VeriSign and Aladdin are at the forefront of an effort to push the security industry away from proprietary technologies and towards open and interoperable standards for authentication, called OATH (Open Authentication Reference Architecture). At the core of the OATH system is Aladdin’s eToken, said Ziv.
Due to the innovative quality of the VeriSign-Aladdin partnership, i-SAFE America approached VeriSign to provide the tools to launch its program on web safety and responsibility.
According to Ziv, parents and teachers have great difficulty blocking problematic Web sites, since new ones are being created continuously. As a result, i-SAFE approached leaders in the web security field to attack the problem from creative angles.
“i-SAFE is dedicated to educate and empower our nation’s youth on safe and responsible cyber citizenship,” said Teri Schroeder, President of iSAFE America. “Just as we’ve been teaching kids about physical safety in the real world, we need to help them be safer in the online world. It is imperative that we give our youth the tools to be proactive cyber citizens while communicating with others in cyber space. i-SAFE`s relationship with VeriSign has empowered i-SAFE to bring these tools to our young people and set a firm foundation for a culture of incorporating these tools into their daily lives.”

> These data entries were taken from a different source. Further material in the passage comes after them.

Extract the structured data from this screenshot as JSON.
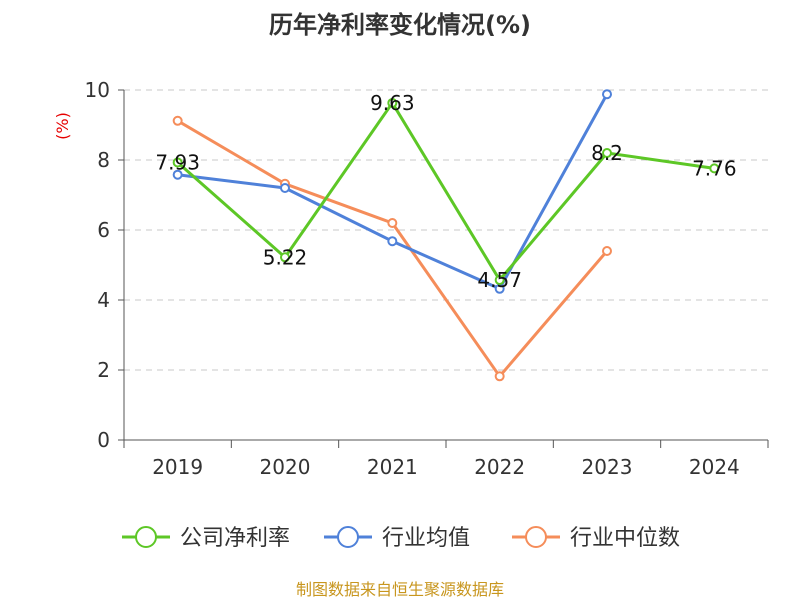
{
  "chart_data": {
    "type": "line",
    "title": "历年净利率变化情况(%)",
    "ylabel": "(%)",
    "xlabel": "",
    "categories": [
      "2019",
      "2020",
      "2021",
      "2022",
      "2023",
      "2024"
    ],
    "ylim": [
      0,
      10
    ],
    "yticks": [
      0,
      2,
      4,
      6,
      8,
      10
    ],
    "grid": true,
    "legend_position": "bottom",
    "series": [
      {
        "name": "公司净利率",
        "color": "#5dc726",
        "values": [
          7.93,
          5.22,
          9.63,
          4.57,
          8.2,
          7.76
        ],
        "labels": [
          "7.93",
          "5.22",
          "9.63",
          "4.57",
          "8.2",
          "7.76"
        ]
      },
      {
        "name": "行业均值",
        "color": "#4f81d9",
        "values": [
          7.58,
          7.2,
          5.68,
          4.32,
          9.88,
          null
        ]
      },
      {
        "name": "行业中位数",
        "color": "#f58d5a",
        "values": [
          9.12,
          7.32,
          6.2,
          1.82,
          5.4,
          null
        ]
      }
    ]
  },
  "source": "制图数据来自恒生聚源数据库"
}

“iSAFE America recruited VeriSign which turned it into a major project, and brought in Aladdin,” explains Ziv. “We contribute the technology, and our eTokens are branded with the i-SAFE logo. We’re contributing in the effort to create a secure lifestyle for kids on the Web.”
A consortium formed by i-SAFE, which includes VeriSign, Microsoft, Yahoo and AOL, with support from the U.S. Congress, is planning to implement the project nationwide with 50-60 million youth participating.
“We’re now negotiating terms to enable Aladdin to become a full partner in the consortium rather than a shadow partner. We’re an essential part of the project,” said Ziv.
Founded in 1985, Aladdin has become a leader in digital security, providing solutions for software commerce and Internet security, serving over 30,000 customers worldwide. In addition to the eToken device for user authentication and e-commerce security; Aladdin’s products include the eSafe line of content security solutions that protect PCs and networks against malicious, inappropriate and nonproductive Internet-borne content; HASP and Hardlock, hardware-based software security systems that protect the revenues of developers; and Privilege, a software licensing and distribution platform.
“In the field of smart card devices aimed at authentication and encryption, Aladdin is a world leader. This is a young market, but we’re not a young company. We’ve been around since 1985, we’re NASDAQ issued since 1993, and we were one of the first Israeli companies to undergo an IPO,” said Ziv, adding proudly that all of the company’s hardware and software is totally developed and manufactured in Israel.
With the i-SAFE program about to get off the ground, Ziv said that the next major obstacle is how to get the eTokens into the hands and computers of American parents.
“A major concern for i-SAFE is how to distribute the tokens to American households. They want free distribution through the school system, but each token costs upwards of $50. Although many parents have expressed willingness to pay that amount, i-SAFE wants it to be distributed free of charge,” said Ziv.
“Congress has provided initial allocations of $4 million, and AOL and Microsoft will also contribute. They’re also looking for sponsorships from corporate America – for instance the idea of having McDonalds put their brand on the eToken and distributing them through their stores through some promotion.”
Whatever distribution method is chosen, American parents will have the option of enabling their children to use the Internet safely. And that’s what the i-SAFE project is all about. And Ziv is proud of the fact that Aladdin and Israel can play a part in bringing the dream to reality.
“The issue is not to block the Internet, but to create safe havens for kids,” said Ziv.
“There’s so many offensive sites; it would be easy to just block out everything, but if you can create a safe island that kids can access, you know they’ll be protected.”